Medya; BTS - Pied Piper
Saçlarını karıştırıp oturduğu koltuğa sindi Yoongi. Jin, Taehyung, Namjoon ve Jimin ile beraber Jungkook'un gelmesini bekliyorlardı. Bugün Jungkook'un okuldaki ilk günüydü ve Taehyung destek olma amaçlı okulda hep beraber onu beklemeleri gerektiğini düşünmüştü. Sanki birinci sınıfa başlıyor, diye düşünmeden edemedi Yoongi. Kookie ayrıca bir sürprizi daha olacağını söylemişti.
Karşıdan gelen Jungkook'u gördüğünde rahat bir nefes alıp ayağa fırladı. Kaç dakikadır bankta oturmaktan sıkılmıştı. Gözlerini kırpıştırıp, Jungkook'a baktı. Onlara doğru geliyordu ve yanında bir adam daha vardı. Bekle, o Hoseok muydu?
"Oha, Hoseok Hyung! Ne işin var senin burada?"
Jimin şaşkınlıkla sorduktan sonra vakit kaybetmeden hyunguna sarılmıştı. Diğerleri de tek tek sarıldığında, Hoseok onları daha fazla merakta bırakmak istememiş ve konuşmaya başlamıştı.
"Yıl sonundaki gösteri için öğrencilere dans çalıştırması yapmaya geldim, geçiciyim Yoongi Hyung, merak etme."
Hoseok güldü ve Yoongi'nin kalp krizi geçirmesinden korkarak ona baktı. Hoseok Seul'deki en başarılı dans okulunun sahibiydi. Haliyle ünü de oldukça fazlaydı. Okuldaki müdür yardımcısı Hoseok'dan yardım etmesi için rica etmiş, Hoseok da gösterinin başında Yoongi olduğu için kabul etmişti.
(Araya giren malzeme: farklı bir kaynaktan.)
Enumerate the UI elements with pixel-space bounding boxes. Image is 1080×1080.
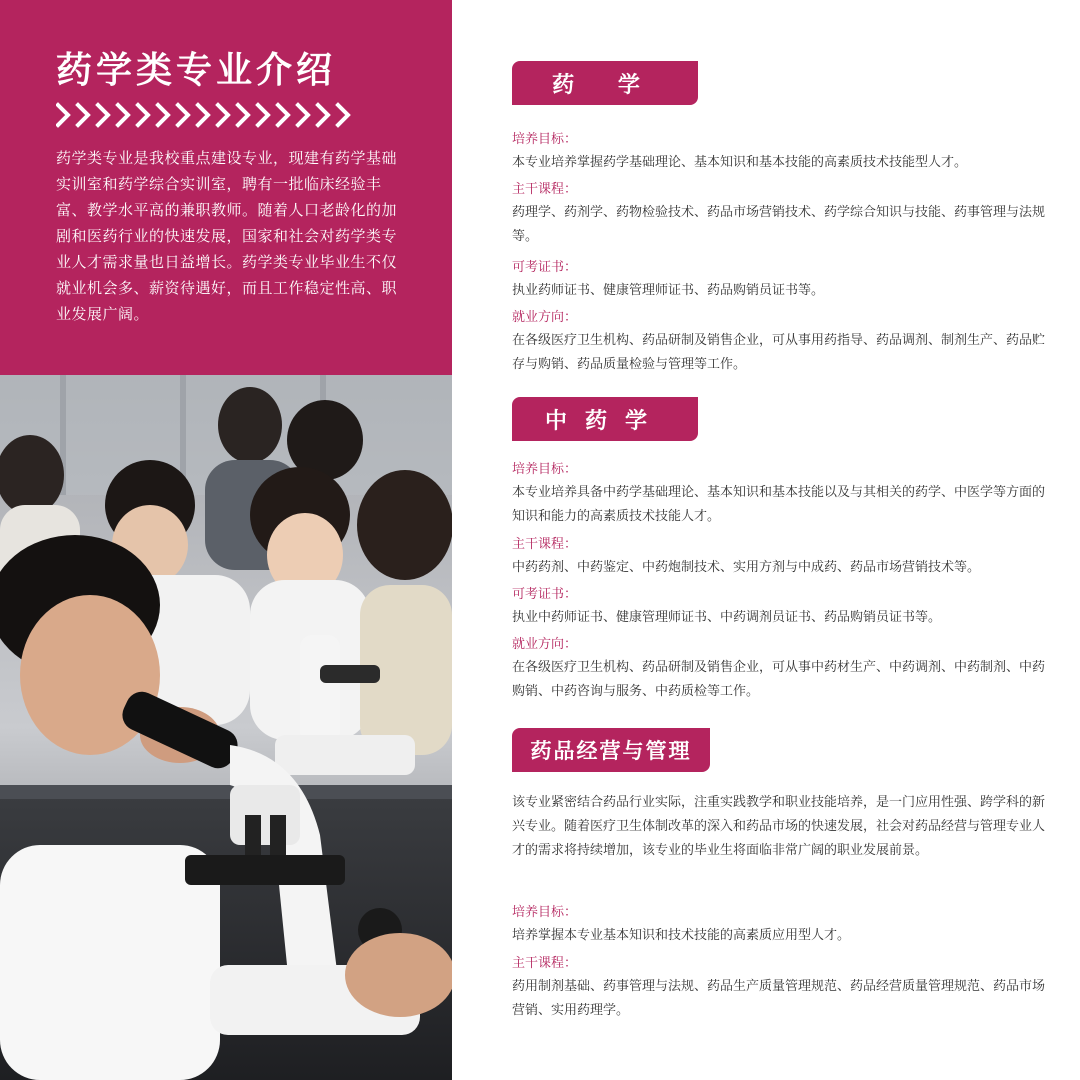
intro-panel <box>0 0 452 375</box>
courses-text: 药理学、药剂学、药物检验技术、药品市场营销技术、药学综合知识与技能、药事管理与法规等。 <box>512 205 1046 244</box>
cert-label: 可考证书： <box>512 587 578 602</box>
department-intro: 药学类专业是我校重点建设专业，现建有药学基础实训室和药学综合实训室，聘有一批临床经验丰富、教学水平高的兼职教师。随着人口老龄化的加剧和医药行业的快速发展，国家和社会对药学类专业人才需求量也日益增长。药学类专业毕业生不仅就业机会多、薪资待遇好，而且工作稳定性高、职业发展广阔。 <box>56 149 398 323</box>
career-text: 在各级医疗卫生机构、药品研制及销售企业，可从事中药材生产、中药调剂、中药制剂、中药购销、中药咨询与服务、中药质检等工作。 <box>512 660 1046 699</box>
section-header-pharmacy: 药 学 <box>512 61 698 105</box>
goal-label: 培养目标： <box>512 462 578 477</box>
career-text: 在各级医疗卫生机构、药品研制及销售企业，可从事用药指导、药品调剂、制剂生产、药品贮存与购销、药品质量检验与管理等工作。 <box>512 333 1046 372</box>
lab-photo <box>0 375 452 1080</box>
cert-label: 可考证书： <box>512 260 578 275</box>
courses-label: 主干课程： <box>512 182 578 197</box>
goal-text: 本专业培养具备中药学基础理论、基本知识和基本技能以及与其相关的药学、中医学等方面的知识和能力的高素质技术技能人才。 <box>512 485 1046 524</box>
courses-label: 主干课程： <box>512 956 578 971</box>
career-label: 就业方向： <box>512 310 578 325</box>
career-label: 就业方向： <box>512 637 578 652</box>
page-title: 药学类专业介绍 <box>56 50 337 91</box>
goal-label: 培养目标： <box>512 132 578 147</box>
goal-text: 培养掌握本专业基本知识和技术技能的高素质应用型人才。 <box>512 928 851 943</box>
courses-text: 中药药剂、中药鉴定、中药炮制技术、实用方剂与中成药、药品市场营销技术等。 <box>512 560 981 575</box>
courses-label: 主干课程： <box>512 537 578 552</box>
courses-text: 药用制剂基础、药事管理与法规、药品生产质量管理规范、药品经营质量管理规范、药品市场营销、实用药理学。 <box>512 979 1046 1018</box>
section-intro-text: 该专业紧密结合药品行业实际，注重实践教学和职业技能培养，是一门应用性强、跨学科的新兴专业。随着医疗卫生体制改革的深入和药品市场的快速发展，社会对药品经营与管理专业人才的需求将持续增加，该专业的毕业生将面临非常广阔的职业发展前景。 <box>512 795 1046 858</box>
goal-label: 培养目标： <box>512 905 578 920</box>
cert-text: 执业中药师证书、健康管理师证书、中药调剂员证书、药品购销员证书等。 <box>512 610 942 625</box>
section-header-drug-management: 药品经营与管理 <box>512 728 710 772</box>
goal-text: 本专业培养掌握药学基础理论、基本知识和基本技能的高素质技术技能型人才。 <box>512 155 968 170</box>
chevron-decoration-icon <box>56 102 356 128</box>
section-header-tcm: 中药学 <box>512 397 698 441</box>
cert-text: 执业药师证书、健康管理师证书、药品购销员证书等。 <box>512 283 825 298</box>
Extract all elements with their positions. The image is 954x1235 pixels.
Geçici olarak da olsa bir süreliğine okulda olacaktı.
"Vay be hyunglarım!" dedi Jungkook bir kolunu Jin'in diğer kolunu Taehyung'un omzuna atarken. "Hepimiz aynı okulda, birlikteyiz artık." Halinden oldukça mutlu görünüyordu.
Hoseok da gülümseyip kafasını aşağı yukarı sallarken Yoongi bir sorun varmış gibi gözlerini okulda gezdirmeye başlamıştı.
"Ne oldu hyung? Bir sorun mu var?"
Namjoon'un sorusuna karşı Yoongi iç çekti ve üzgünce gülümsedi. Karşısındaki insanların hepsi de birbirinden manyaktı. İçlerinde bir akıllı Namjoon vardı ve o da bazen onlara uyabiliyordu.
"Hepiniz başıma bela oldunuz. Hangi pencereden intihar etsem daha iyi olur diye düşünüyorum."
"Ya, hyung yapma böyle..." diyerek isyan etti Taehyung. "Tabiki sağ taraftaki pencereden intihar etmelisin. Oranın manzarası daha güzel."
***
Herkes sırasına yerleştiğinde Taehyung Jimin ile heyecanlı bir şekilde konuşuyordu. Lisa ve Jennie ise telefondan videolar izliyor, Jisoo uyuyordu. Hemen yanında oturan Rose da telefonundan müzik dinliyordu.
Sınıfa giren kişi gayet disiplinli bir ingilizce öğretmeni olan Namjoon değil de başka biri olsa rahatlarını hiç bozmazlardı. Ama Namjoon bütün havasıyla sınıfa girdiğinde herkes apar topar telefonlarını çantalarına atmış ve ayağa fırlamıştı. Öğretmenlerine selam verdikten sonra tekrar sıralarına oturdular. İşte tam da o sırada sınıfa Jungkook girmişti.
Jungkook arkadaşlarına selam verdi ve konuşmaya başladı.
"Herkese merhaba ben Jeon Jungkook. Hyunglarının maknaesi, okulunun gözdesi, kızların sevgilisi olan acayip yetenekli altın çocuğum."
Namjoon, çocuğun kendini tanıtma stiline ağzı açık bir şekilde bakarak kafasını iki yana salladı.
"Galiba bugün," diye mırıldandı. "Jungkook utangaçlığını ve mütevaziliğini evde unutmuş."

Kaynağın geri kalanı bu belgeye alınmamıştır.